Do you trust bureaucracy or do you trust the market?
Lefties generally trust bureaucracy because in the ideal case, bureaucrats are supposedly looking out for the collective interest and are ultimately answerable to a democratic polity. Also, since they’re domain experts and supposedly study these sorts of things carefully, they don’t fail.
Others generally trust markets because in the ideal case, if market players screw up, they fail, and fail “fast”, freeing resources for better players and leaving behind a “market lesson”.
I’m an “other”, but I can see why these aren’t easily resolvable with rational arguments. If you got screwed by a non-government entity, you’re more likely to trust the government.
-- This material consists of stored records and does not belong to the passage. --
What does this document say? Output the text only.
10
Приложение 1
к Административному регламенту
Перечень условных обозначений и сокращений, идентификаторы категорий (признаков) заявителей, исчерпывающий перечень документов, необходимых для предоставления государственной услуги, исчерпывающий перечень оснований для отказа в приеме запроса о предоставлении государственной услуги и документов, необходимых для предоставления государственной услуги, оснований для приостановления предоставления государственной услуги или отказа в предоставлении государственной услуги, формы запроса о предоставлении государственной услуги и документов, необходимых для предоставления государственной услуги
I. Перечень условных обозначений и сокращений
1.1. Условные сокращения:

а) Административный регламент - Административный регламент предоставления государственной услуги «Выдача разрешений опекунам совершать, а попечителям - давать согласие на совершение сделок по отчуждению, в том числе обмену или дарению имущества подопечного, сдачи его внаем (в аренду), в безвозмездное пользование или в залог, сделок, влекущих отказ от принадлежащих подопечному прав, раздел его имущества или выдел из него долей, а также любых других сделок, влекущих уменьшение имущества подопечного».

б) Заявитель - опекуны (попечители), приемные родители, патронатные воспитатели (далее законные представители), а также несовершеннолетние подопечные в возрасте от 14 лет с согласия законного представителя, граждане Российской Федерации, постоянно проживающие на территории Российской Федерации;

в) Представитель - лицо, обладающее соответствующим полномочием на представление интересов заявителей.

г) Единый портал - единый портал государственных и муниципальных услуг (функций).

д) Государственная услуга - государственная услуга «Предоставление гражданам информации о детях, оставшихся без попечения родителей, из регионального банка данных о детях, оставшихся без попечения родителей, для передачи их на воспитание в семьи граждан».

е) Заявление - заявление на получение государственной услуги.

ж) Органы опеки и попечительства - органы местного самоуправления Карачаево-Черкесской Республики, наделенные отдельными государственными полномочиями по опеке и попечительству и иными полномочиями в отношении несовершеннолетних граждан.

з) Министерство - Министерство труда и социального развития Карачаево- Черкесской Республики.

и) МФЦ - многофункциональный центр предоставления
If you got screwed by the government, you’re more likely to trust the market.
Hyena
Aug 13 2010 at 2:07pm
My fear is that if you choose option two, you’ll just have the government come in and define what sort of care has to be provided anyhow.
While I’m fine with regulations that amount to fraud protection, I’d be worried if a patient couldn’t buy a policy which refuses to cover procedures without proven efficacy.
If they can’t, then some obvious positive effects of competition quickly disappear.
Various
Aug 13 2010 at 3:55pm
Before today, I’ve not heard of Ryan’s plan. But I think it is excellent! I worked as a health care consultant and banker for many years, and I can tell you that MediCare, as currently set-up, is a very very bad system. Among other things, it uses a price fixing system to figure out what is covered, and how much providers get paid. It creates many distortions in the provision of medical care. For example, it causes patients to overutilize many services and procedures they don’t need.
Steve Roth
Aug 14 2010 at 4:53pm
> argue that we can have the same health care services at lower cost by squeezing health insurance companies, drug companies, doctors, and hospitals.
Don’t now about drug companies, doctors, and hospitals, but insurance companies?
If we had single payer that operated as efficiently as medicare does now (3%) instead of private insurance (ca. 25%), we could save something like 20% in health costs.
That government and private spending would be more efficiently allocated to other goods.
Is that a “flim-flam”?
Yancey Ward
Aug 14 2010 at 5:33pm
Steve,
Have you seen the amounts even supporters of Medicare and single payer claim is outright fraudulent claims? That isn’t included in the 3% number you cited, nor is much of the administration of the program itself which is handled by other departments, like Justice and Treasury.